Note that functional unit tests that are written in Java and use zeebe-process-test, will use an in-memory broker in unit tests, so no development cluster is needed for this use case.
For typical integration or functional test environments, you can normally just deploy a small cluster, like the one shown above, even if your production environment is sized bigger. This is typically sufficient, as functional tests typically run much smaller workloads.
Load or performance tests ideally run on the same sizing configuration as your production instance to yield reliable results.
A typical customer set-up consists of:
- 1 Production cluster
- 1 Integration or pre-prod cluster (equal in size to your anticipated production cluster if you want to run load tests or benchmarks)
- 1 Test cluster
- Multiple developer clusters
Ideally, every active developer runs its own cluster, so that the workflow engine does not need to be shared amongst developers.
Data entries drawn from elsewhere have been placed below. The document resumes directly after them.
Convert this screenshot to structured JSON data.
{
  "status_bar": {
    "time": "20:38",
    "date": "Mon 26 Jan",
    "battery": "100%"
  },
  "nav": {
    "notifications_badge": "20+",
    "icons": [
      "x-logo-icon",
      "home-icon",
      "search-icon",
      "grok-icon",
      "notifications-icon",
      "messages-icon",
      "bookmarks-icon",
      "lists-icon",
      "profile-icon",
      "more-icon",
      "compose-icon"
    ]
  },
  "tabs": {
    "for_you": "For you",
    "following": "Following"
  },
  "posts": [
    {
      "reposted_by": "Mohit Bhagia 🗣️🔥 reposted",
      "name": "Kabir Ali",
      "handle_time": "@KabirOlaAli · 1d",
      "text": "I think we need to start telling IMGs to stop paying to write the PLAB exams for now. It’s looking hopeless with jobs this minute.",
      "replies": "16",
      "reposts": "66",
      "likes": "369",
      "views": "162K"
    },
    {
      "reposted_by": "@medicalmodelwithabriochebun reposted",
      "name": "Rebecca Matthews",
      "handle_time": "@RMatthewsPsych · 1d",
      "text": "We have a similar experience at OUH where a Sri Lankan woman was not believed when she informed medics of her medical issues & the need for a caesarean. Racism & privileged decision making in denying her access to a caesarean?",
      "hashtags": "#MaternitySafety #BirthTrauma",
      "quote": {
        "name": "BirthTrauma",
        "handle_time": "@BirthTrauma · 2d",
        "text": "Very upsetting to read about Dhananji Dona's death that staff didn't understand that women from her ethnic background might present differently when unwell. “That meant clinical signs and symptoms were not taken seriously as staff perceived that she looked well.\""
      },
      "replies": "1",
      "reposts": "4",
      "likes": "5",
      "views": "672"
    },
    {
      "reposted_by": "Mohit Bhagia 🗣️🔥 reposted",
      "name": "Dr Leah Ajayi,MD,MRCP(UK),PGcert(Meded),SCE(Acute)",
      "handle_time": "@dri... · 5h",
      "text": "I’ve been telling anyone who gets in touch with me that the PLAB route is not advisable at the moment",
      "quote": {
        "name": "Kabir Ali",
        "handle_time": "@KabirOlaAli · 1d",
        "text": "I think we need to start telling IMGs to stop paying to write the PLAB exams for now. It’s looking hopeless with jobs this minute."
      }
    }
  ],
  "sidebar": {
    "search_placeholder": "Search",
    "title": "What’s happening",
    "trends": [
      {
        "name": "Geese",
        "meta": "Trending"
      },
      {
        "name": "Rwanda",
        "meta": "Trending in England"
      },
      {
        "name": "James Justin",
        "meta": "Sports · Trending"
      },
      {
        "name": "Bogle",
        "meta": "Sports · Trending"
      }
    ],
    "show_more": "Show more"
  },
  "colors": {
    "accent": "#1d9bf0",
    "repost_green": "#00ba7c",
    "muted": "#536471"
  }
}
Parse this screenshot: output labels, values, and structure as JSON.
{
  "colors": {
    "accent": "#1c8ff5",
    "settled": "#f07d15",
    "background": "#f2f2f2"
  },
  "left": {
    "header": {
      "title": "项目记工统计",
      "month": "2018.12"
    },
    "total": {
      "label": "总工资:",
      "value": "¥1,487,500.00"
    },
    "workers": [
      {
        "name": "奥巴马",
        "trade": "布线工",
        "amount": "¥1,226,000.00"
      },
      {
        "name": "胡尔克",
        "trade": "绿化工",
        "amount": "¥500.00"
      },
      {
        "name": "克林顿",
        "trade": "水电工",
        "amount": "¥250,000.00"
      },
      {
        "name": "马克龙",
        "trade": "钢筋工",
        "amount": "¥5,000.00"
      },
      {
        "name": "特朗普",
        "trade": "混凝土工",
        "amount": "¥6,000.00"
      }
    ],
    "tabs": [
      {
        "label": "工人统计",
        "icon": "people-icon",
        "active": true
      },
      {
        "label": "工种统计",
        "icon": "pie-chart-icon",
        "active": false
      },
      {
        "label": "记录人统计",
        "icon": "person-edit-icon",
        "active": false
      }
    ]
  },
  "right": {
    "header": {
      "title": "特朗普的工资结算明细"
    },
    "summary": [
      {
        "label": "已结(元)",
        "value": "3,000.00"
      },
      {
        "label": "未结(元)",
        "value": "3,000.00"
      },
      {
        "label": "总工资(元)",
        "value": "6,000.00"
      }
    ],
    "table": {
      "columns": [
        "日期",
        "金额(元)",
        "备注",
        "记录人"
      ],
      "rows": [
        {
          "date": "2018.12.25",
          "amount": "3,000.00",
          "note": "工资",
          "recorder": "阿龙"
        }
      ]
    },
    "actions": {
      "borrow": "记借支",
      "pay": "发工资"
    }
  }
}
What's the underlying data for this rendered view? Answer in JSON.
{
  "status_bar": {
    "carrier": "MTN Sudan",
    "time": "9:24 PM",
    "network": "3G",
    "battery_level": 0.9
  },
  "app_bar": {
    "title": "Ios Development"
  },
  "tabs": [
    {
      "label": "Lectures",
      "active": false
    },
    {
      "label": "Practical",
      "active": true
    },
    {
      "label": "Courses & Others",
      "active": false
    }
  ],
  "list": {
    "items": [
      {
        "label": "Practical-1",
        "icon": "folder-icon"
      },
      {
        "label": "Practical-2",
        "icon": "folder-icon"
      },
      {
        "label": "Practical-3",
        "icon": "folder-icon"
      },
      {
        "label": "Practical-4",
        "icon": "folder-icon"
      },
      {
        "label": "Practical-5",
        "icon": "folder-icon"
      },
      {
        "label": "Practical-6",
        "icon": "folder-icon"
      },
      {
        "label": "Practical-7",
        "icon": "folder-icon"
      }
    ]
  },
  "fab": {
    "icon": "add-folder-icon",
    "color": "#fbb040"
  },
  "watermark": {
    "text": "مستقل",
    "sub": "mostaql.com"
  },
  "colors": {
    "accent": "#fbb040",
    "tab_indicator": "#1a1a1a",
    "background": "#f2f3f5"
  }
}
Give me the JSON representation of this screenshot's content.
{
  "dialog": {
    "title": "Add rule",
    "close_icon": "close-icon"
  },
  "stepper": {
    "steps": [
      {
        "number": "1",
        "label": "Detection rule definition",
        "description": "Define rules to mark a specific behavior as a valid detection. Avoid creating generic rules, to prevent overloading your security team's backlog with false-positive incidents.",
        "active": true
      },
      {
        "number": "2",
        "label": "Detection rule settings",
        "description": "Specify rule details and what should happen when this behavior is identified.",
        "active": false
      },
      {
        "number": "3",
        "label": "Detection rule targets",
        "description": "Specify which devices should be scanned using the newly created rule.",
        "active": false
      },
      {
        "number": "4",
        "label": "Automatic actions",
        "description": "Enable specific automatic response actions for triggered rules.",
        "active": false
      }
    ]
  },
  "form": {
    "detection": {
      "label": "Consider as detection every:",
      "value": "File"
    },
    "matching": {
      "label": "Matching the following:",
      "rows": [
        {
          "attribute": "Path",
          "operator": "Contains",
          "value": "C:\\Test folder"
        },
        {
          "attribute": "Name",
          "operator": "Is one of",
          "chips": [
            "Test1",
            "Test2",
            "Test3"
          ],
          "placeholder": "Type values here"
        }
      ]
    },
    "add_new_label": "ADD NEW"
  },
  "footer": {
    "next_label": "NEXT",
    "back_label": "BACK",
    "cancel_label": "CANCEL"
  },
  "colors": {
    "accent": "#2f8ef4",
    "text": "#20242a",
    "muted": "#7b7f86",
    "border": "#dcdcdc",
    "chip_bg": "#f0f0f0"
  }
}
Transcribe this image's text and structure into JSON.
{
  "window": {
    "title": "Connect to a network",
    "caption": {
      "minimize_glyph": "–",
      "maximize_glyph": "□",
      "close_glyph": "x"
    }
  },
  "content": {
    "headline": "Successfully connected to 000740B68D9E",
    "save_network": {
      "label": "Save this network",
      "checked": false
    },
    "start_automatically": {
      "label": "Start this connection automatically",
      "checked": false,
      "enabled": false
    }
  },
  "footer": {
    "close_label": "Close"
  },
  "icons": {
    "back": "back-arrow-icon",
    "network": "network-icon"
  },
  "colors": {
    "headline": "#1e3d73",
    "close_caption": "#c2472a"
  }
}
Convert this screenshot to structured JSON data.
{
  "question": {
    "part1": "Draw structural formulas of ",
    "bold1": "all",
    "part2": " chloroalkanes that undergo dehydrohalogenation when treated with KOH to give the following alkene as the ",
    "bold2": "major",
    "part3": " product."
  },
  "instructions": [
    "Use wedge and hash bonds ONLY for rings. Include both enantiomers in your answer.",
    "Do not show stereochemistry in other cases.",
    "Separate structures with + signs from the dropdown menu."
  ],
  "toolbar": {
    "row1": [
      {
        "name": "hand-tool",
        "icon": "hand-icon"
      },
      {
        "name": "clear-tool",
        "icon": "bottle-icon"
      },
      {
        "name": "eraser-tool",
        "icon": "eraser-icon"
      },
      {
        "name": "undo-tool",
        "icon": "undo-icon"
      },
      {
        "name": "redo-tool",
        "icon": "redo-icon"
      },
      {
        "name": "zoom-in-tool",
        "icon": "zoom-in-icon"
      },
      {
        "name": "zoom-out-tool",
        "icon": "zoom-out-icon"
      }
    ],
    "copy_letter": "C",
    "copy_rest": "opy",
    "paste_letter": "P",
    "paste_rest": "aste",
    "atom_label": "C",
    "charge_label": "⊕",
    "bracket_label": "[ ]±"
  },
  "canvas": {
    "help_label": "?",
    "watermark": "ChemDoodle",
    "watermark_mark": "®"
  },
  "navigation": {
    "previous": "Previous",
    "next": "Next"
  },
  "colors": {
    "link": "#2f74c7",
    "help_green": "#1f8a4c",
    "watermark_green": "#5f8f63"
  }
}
Otherwise, clusters are not isolated, which can lead to errors if for example developer A deploys a new version of the same process as developer B. Typically, developer clusters can be deleted when they are no longer used, as no data needs to be kept, so you might not need one cluster per developer that works with Camunda 8 at some point in time. And using in-memory unit tests further reduces the contention on developer clusters.
However, some customers do share a Camunda 8 cluster amongst various developers for economic reasons. This can work well if everybody is aware of the problems that can arise.
Running experiments and benchmarks
If you are in doubt about which package to choose, you can do a load test with a representative workload with the target hardware package. This will help you decide if the specific package can serve your needs.
This is recommended if you exceed the above numbers of three million process instances per day.
Take a look at the Camunda 8 benchmark project as a starting point for your own benchmarks.